Juan Andrés Maya
Text and photos: Antonio Conde
Juan Andrés Maya is currently the most authentic representative of flamenco in Granada. You see his name in most flamenco happenings in this city, along with that of Iván Vargas and Jara Heredia…the family is always close at hand. He’s full of ideas, and he just as soon wears boots to dance with Canales, as Miguel Poveda is singing soleá for him. His personality allows him to experiment in areas not directly related to flamenco such as when he puts on the guise of an actor and dresses in a tunic.
And that’s just what he did. In order to go to this show, you had to wear glasses which were not looking for flamenco. This was the dancer’s personal vision of The Passion, the last days of Christ. Because flamenco-wise there was very very little. Although he had already warned us ahead of time. It’s a different kind of work in which theater takes precedence over flamenco. Nevertheless, he is flamenco, like it or not.
The story begins on Palm Sunday with Christ’s (Juan Andrés’) entrance in Jerusalem. Brief flamenco moments quickly come and go to make way for the play. More than thirty individuals made up the rest of the cast throughout the night, playing everything from citizens to followers to apostles. The various scenes depicted the last supper, the capture in the olive grove, etc…
Ivan Vargas, outstanding in his dancing as well as his interpretation of Judas, added dimension to the presentation, and the Granada Orchestra did a fine job providing appropriate music. Manuel Font de Anta’s “Amargura” sounded when Barrabas was liberated while Juan Andrés as Christ was crucified. If anything is noteworthy in this work, it is the straightforward way in which the story is presented. A sort of realism that took people by surprise such as when the star dancer appeared to receive an actual whipping.
From the rear of the theater he appeared bearing the cross and chaperoned by two guards who continued to whip him without mercy. The staging added yet more realism to the story, and the wardrobe was superb. The cross on which Maya was “crucified” was well over fifteen feet, and there he remained for quite some time. At this point, and again adding a flamenco touch to the story, we could hear the “saeta” of Joan Manuel Serrat in the version popularized by Camarón de la Isla.

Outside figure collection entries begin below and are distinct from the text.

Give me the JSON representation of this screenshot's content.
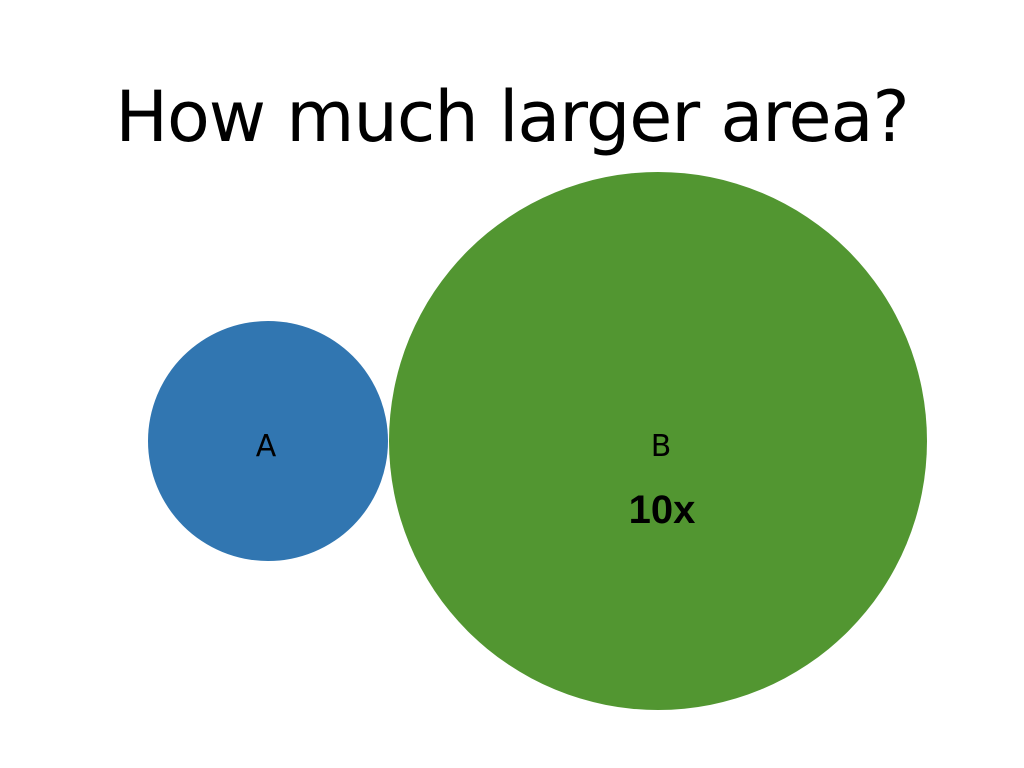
{
  "slide": {
    "title": "How much larger area?"
  },
  "circles": [
    {
      "label": "A",
      "color": "#3176b1"
    },
    {
      "label": "B",
      "color": "#529631"
    }
  ],
  "ratio_label": "10x"
}
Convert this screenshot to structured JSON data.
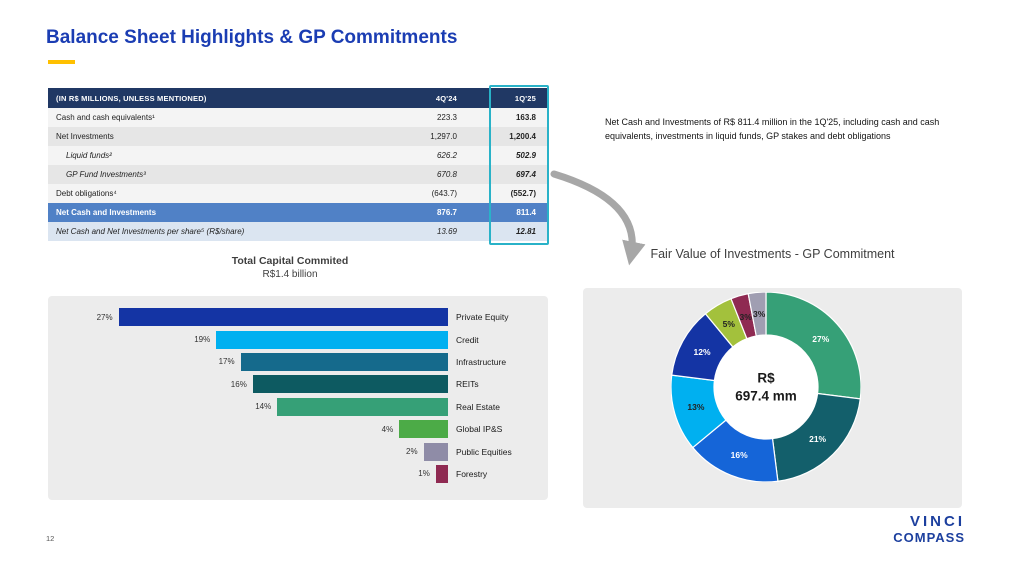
{
  "slide": {
    "title": "Balance Sheet Highlights & GP Commitments",
    "page_number": "12",
    "accent_color": "#ffc000",
    "title_color": "#1b3db3",
    "logo_line1": "VINCI",
    "logo_line2": "COMPASS"
  },
  "table": {
    "header": {
      "label": "(IN R$ MILLIONS, UNLESS MENTIONED)",
      "col1": "4Q'24",
      "col2": "1Q'25"
    },
    "highlight_color": "#29b2c8",
    "header_bg": "#203864",
    "total_row_bg": "#5081c6",
    "rows": [
      {
        "label": "Cash and cash equivalents¹",
        "q4": "223.3",
        "q1": "163.8",
        "style": "normal",
        "shade": "light"
      },
      {
        "label": "Net Investments",
        "q4": "1,297.0",
        "q1": "1,200.4",
        "style": "normal",
        "shade": "dark"
      },
      {
        "label": "Liquid funds²",
        "q4": "626.2",
        "q1": "502.9",
        "style": "italic-indent",
        "shade": "light"
      },
      {
        "label": "GP Fund Investments³",
        "q4": "670.8",
        "q1": "697.4",
        "style": "italic-indent",
        "shade": "dark"
      },
      {
        "label": "Debt obligations⁴",
        "q4": "(643.7)",
        "q1": "(552.7)",
        "style": "normal",
        "shade": "light"
      },
      {
        "label": "Net Cash and Investments",
        "q4": "876.7",
        "q1": "811.4",
        "style": "total",
        "shade": "blue"
      },
      {
        "label": "Net Cash and Net Investments per share⁵ (R$/share)",
        "q4": "13.69",
        "q1": "12.81",
        "style": "italic",
        "shade": "lightblue"
      }
    ]
  },
  "callout": {
    "text": "Net Cash and Investments of R$ 811.4 million in the 1Q'25, including cash and cash equivalents, investments in liquid funds, GP stakes and debt obligations"
  },
  "chart_data": [
    {
      "type": "bar",
      "orientation": "horizontal",
      "title": "Total Capital Commited",
      "subtitle": "R$1.4 billion",
      "categories": [
        "Private Equity",
        "Credit",
        "Infrastructure",
        "REITs",
        "Real Estate",
        "Global IP&S",
        "Public Equities",
        "Forestry"
      ],
      "values": [
        27,
        19,
        17,
        16,
        14,
        4,
        2,
        1
      ],
      "unit": "%",
      "xlim": [
        0,
        27
      ],
      "grid": false,
      "colors": [
        "#1434a4",
        "#00b0f0",
        "#156a8c",
        "#0d5a61",
        "#36a077",
        "#4cab47",
        "#8f8ca7",
        "#8f2a52"
      ]
    },
    {
      "type": "pie",
      "subtype": "donut",
      "title": "Fair Value of Investments - GP Commitment",
      "center_label_line1": "R$",
      "center_label_line2": "697.4 mm",
      "labels": [
        "27%",
        "21%",
        "16%",
        "13%",
        "12%",
        "5%",
        "3%",
        "3%"
      ],
      "values": [
        27,
        21,
        16,
        13,
        12,
        5,
        3,
        3
      ],
      "colors": [
        "#36a077",
        "#135f6b",
        "#1565d8",
        "#00b0f0",
        "#1434a4",
        "#a3c13c",
        "#8f2a52",
        "#a09eb2"
      ],
      "legend": "none"
    }
  ]
}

A story more than known to everyone, but dealt with from a different perspective. It’s hard to tell if Juan Andrés intended to highlight the theatrical angle, or present flamenco and theater in harmony. In any case, the small flamenco bits at the beginning, and Ivan’s dance were simply not enough for those of us who wanted to see some dancing. Even so, it was an excellent presentation which as a theater experience could not have been better.